Is this the big success of your career?
This season we stayed in the semifinals of the AFC Cup, which is like the Europa League, and on a personal level it has a bitter aftertaste. We played at home against Kuala Lumpur (1-3) and we had the illusion of reaching the final. But now by winning this title we have the option to play it again, to enter the Champions League, if we get through the playoffs and then we are first in the group, and try to do something more important at the Asian level , although it is very difficult. We think more about ambition for the future than enjoying today.
What was your best experience so far?
I have positives in everything. It’s about continuing to grow, to continue to have projects like this with ambition, not just titles, to create a team in one or two years, training players and achieving things in an international level.
And the worst?
It’s hard, you learn from everything. Maybe two seasons in a bubble, no audience during the pandemic in Goa, already in India. All the games on the same field, we only see each other’s faces every day with the players, without family contact. It seems you are the only one living on earth. Without TV or internet, I think we would have gone crazy in that league.
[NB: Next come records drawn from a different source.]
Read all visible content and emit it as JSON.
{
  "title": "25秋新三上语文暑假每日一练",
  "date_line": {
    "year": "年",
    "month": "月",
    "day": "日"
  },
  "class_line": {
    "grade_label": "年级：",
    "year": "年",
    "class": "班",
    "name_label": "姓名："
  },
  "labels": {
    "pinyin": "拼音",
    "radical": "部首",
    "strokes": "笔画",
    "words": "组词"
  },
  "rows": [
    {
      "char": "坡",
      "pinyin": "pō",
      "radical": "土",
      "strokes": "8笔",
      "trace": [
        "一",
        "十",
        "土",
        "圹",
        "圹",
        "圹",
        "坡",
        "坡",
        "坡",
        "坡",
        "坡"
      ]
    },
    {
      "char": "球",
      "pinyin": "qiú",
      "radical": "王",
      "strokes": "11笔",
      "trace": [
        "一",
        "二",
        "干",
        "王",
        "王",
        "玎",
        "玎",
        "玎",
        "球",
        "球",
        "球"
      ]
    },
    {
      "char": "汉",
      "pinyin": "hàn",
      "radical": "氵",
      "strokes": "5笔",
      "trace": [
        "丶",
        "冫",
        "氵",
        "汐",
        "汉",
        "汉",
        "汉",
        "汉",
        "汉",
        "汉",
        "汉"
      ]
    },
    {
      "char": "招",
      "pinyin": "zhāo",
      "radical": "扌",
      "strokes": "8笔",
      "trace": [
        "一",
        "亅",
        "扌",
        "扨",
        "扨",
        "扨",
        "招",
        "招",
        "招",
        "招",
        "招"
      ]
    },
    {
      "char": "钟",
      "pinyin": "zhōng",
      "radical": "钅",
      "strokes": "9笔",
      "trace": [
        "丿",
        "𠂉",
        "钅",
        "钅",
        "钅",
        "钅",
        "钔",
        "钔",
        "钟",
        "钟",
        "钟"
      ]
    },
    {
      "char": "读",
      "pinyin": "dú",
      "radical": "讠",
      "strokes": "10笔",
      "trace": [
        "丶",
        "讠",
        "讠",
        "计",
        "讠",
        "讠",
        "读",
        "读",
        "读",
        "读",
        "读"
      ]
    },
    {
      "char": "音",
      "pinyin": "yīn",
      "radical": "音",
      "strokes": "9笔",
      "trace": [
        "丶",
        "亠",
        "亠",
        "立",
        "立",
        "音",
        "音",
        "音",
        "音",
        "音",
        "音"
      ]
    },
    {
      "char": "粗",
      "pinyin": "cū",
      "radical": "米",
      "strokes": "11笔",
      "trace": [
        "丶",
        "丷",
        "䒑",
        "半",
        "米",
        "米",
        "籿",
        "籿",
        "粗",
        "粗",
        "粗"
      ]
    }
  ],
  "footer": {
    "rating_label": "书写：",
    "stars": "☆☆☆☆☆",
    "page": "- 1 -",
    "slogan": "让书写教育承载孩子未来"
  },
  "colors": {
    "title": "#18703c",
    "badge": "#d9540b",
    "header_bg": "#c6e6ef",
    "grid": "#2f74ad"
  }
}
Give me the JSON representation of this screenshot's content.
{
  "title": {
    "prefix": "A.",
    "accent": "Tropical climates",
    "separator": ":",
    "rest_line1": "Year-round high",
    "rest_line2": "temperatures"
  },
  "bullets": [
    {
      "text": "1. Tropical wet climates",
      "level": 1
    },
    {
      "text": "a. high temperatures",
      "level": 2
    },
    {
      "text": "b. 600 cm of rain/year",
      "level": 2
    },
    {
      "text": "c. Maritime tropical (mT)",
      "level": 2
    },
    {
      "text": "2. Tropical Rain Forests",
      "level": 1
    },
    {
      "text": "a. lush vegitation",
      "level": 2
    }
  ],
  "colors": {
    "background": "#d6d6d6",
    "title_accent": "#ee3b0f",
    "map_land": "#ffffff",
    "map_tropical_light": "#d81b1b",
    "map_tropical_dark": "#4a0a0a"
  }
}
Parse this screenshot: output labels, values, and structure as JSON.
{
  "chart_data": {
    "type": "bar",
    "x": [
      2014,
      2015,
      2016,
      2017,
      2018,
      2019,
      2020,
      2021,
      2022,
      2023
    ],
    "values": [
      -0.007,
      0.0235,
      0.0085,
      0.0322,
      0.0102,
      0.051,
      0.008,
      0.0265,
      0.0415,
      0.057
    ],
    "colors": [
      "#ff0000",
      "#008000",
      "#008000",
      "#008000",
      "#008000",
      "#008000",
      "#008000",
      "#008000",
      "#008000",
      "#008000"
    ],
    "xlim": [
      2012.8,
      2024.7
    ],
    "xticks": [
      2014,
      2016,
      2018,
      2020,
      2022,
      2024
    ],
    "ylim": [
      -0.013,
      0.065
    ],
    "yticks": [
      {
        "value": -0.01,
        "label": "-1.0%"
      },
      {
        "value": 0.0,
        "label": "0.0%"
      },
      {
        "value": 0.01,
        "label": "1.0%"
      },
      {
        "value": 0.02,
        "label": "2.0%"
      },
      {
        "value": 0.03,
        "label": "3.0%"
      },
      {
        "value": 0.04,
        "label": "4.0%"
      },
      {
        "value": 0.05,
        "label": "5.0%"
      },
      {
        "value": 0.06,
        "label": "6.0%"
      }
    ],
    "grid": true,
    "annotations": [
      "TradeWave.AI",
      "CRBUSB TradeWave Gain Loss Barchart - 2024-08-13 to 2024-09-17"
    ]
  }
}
Are you planning to train in Spanish football?
By choice? (laughs). You consider everything, everything that has an exciting project behind it, a really football project, it’s always good and you appreciate it. You’re obviously excited when you’re home. The language, every day, the method is easier. But many times you can’t choose what you want but what is there. I don’t lead anything, but the main idea is to go where there are football projects.
Source: La Verdad

I’m Rose Herman and I work as an author for Today Times Live. My expertise lies in writing about sports, a passion of mine that has been with me since childhood. As part of my job, I provide comprehensive coverage on everything from football to tennis to golf.